As if there aren’t enough challenges in securing your IT environment these days, now you hear Jerry in Accounting saying “Hey, Alexa!” as you walk by his office. The Internet of Things (IoT) is quickly coming to your business. Just like the BYOD (Bring Your Own Device ) onslaught with a mobile phone in every pocket, these IoT devices are popping up on networks and if you have not already seen this, you are likely to sooner than later.
What is meant by Internet of Things?
Let’s back up a minute to make sure that IoT devices can be defined. Typically, these are non-traditional appliances that are becoming internet connected. That Nest thermostat, the camera system at your shipping room door, Amazon Alexa and Google Mini, even your coffee maker, are all examples of devices that are showing up in your offices.
Similar to BYOD, there is a likelihood that your IT security is not fully prepared to accommodate these devices.
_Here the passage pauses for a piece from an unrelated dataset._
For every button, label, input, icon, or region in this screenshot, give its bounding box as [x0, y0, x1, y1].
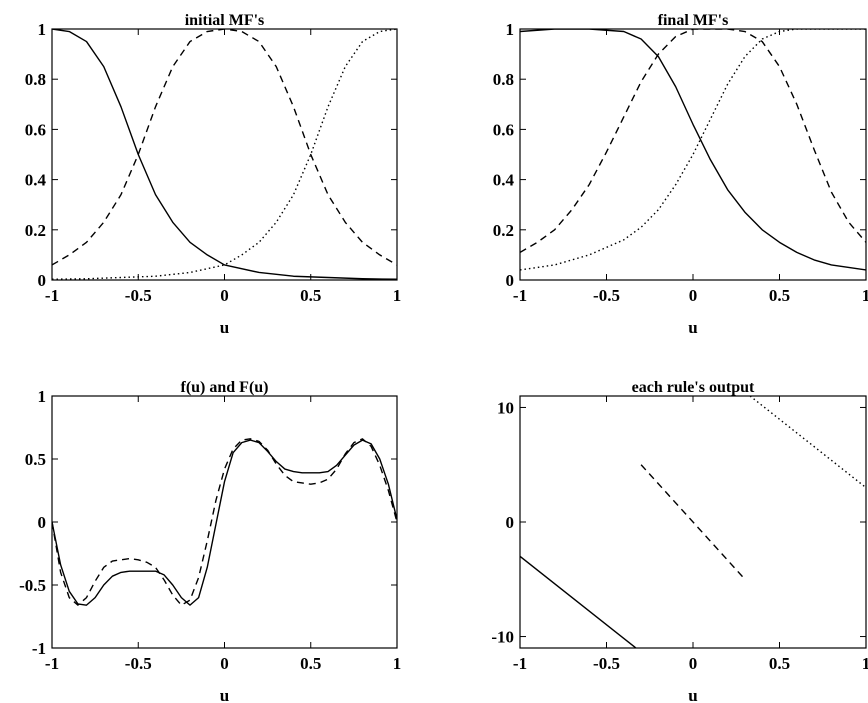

Should you ban them outright? That is a strategy that was quickly overwhelmed in the era of BYOD and the mobile workforce. Many employees expect the same creature comforts they enjoy in their connected homes. Beyond comfort, there may even be a business use case where you need these IoT devices in your work environment. Also, the simple fact is that the next refrigerator you purchase for the break room will only be available with Internet capabilities built-in.
What can be done to securely allow these IoT devices at work?
A simple question may be whether you really need this device at work, however, with competition for qualified employees growing, these devices are becoming recruiting and retention perks to keep the staff happy. The good news is if you get out in front of this with the administrative and technical controls you may already have in place, you can accept these devices into your business and control the security risks.
Scan for Default Credentials
IoT devices may be inherently insecure particularly if the default username and password has not been changed. There is a free scanning tool called IoTSeeker from Rapid7 that will scan for specific IoT devices looking for default credentials. An effective first step is to ensure any IoT device brought into the office has had the default credentials changed and the password is sufficiently complex and lengthy.
Automate Security Updates
The IoT device should support automated security updates for the firmware. Ensuring that these devices are patched regularly is another key component, just like any device on your network.
Speaking of being on your network, ideally all IoT devices should connect to their own VLAN and be isolated from your critical applications and data. You may already have a guest WIFI network that can be used, however having IoT further isolated is the best practice in reducing your risk.
Finally, regular vulnerability scanning of your network should include these IoT devices to ensure un-patched risks can be uncovered and remediated.
IoT devices are here to stay and once the genie is out of the bottle at work, it is very difficult to stop them. Be proactive and have a plan as to where security fits for addressing this new risk and you can be ahead of the curve before you go by Jerry’s office and ask Alexa to play “Funky town”.